Comment by microtonal

2 years ago

The problem is that the model never gets to see individual letters. The tokenizers used by these models break up the input in pieces. Even though the smallest pieces/units are bytes in most encodings (e.g. BBPE), the tokenizer will cut up most of the input in much larger units, because the vocabulary will contain fragments of words or even whole words.

For example, if we tokenize Welcome to Hacker News, I hope you like strawberries. The Llama 405B tokenizer will tokenize this as:

    Welcome Ġto ĠHacker ĠNews , ĠI Ġhope Ġyou Ġlike Ġstrawberries .

(Ġ means that the token was preceded by a space.)

Each of these pieces is looked up and encoded as a tensor with their indices. Adding a special token for the beginning and end of the text, giving:

    [128000, 14262, 311, 89165, 5513, 11, 358, 3987, 499, 1093, 76203, 13]

So, all the model sees for 'Ġstrawberries' is the number 76204 (which is then used in the piece embedding lookup). The model does not even have access to the individual letters of the word.

Of course, one could argue that the model should be fed with bytes or codepoints instead, but that would make them vastly less efficient with quadratic attention. Though machine learning models have done this in the past and may do this again in the future.

Just wanted to finish of this comment with saying that the tokens might be provided in the model splitted if the token itself is not in the vocabulary. For instance, the same sentence translated to my native language is tokenized as:

    Wel kom Ġop ĠHacker ĠNews , Ġik Ġhoop Ġdat Ġje Ġvan Ġa ard be ien Ġh oud t .

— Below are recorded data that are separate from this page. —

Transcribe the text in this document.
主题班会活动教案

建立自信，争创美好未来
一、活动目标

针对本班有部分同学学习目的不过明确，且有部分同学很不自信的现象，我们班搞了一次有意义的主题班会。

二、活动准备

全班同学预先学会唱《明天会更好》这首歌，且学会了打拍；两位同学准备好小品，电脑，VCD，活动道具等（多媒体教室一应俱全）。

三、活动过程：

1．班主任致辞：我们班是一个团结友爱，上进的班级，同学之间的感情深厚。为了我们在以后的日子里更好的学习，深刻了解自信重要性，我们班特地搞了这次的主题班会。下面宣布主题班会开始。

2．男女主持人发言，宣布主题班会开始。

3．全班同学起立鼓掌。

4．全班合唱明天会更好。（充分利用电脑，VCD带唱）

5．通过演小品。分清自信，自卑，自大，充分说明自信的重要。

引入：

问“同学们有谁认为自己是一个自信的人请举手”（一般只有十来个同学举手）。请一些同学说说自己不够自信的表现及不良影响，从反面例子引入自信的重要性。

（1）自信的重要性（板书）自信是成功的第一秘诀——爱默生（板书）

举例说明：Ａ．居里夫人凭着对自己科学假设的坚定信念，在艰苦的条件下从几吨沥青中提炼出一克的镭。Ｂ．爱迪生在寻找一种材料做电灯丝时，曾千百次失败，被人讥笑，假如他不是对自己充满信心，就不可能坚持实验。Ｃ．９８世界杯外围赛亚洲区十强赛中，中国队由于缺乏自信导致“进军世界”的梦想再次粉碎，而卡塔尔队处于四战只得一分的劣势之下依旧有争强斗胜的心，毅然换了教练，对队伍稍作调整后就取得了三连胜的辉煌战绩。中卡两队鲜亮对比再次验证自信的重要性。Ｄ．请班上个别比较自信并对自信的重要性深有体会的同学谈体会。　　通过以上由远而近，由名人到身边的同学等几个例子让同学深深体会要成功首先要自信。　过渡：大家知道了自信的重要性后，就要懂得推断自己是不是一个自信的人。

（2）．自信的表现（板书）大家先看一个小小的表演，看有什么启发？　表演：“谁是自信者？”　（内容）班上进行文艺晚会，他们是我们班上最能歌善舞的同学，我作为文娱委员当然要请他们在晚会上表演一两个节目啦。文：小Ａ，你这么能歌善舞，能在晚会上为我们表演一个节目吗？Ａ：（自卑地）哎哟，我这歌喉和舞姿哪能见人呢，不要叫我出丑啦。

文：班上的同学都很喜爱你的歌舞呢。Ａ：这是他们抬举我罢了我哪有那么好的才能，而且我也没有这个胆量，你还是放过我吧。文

And the word voor strawberries (aardbeien) is split, though still not in letters.

12 comments

microtonal

TiredOfLife 2 years ago

The thing is, how the tokenizing work is about as relevant to the person asking the question as name of the cat of the delivery guy who delivered the GPU that the llm runs on.

microtonal 2 years ago
How the tokenizer works explains why a model can’t answer the question, what the name of the cat is doesn’t explain anything.
This is Hacker News, we are usually interested in how things work.
- VincentEvans 2 years ago
  
  Indeed, I appreciate the explanation, it is certainly both interesting and informative to me, but to somewhat echo the person you are replying to - if I wanted a boat, and you offer me a boat, and it doesn’t float - the reasons for failure are perhaps full of interesting details, but perhaps the most important thing to focus on first - is to make the boat float, or stop offering it to people who are in need of a boat.
  To paraphrase how this thread started - it was someone testing different boats to see whether they can simply float - and they couldn’t. And the reply was questioning the validity of testing boats whether they can simply float.
  At least this is how it sounds to me when I am told that our AI overlords can’t figure out how many Rs are in the word “strawberry”.
  
  8 replies →
dTal 2 years ago

It is however a highly relevant thing to be aware of when evaluating a LLM for 'intelligence', which was the context this was brought up in.
Without looking at the word 'strawberry', or spelling it one letter at a time, can you rattle off how many letters are in the word off the top of your head? No? That is what we are asking the LLM to do.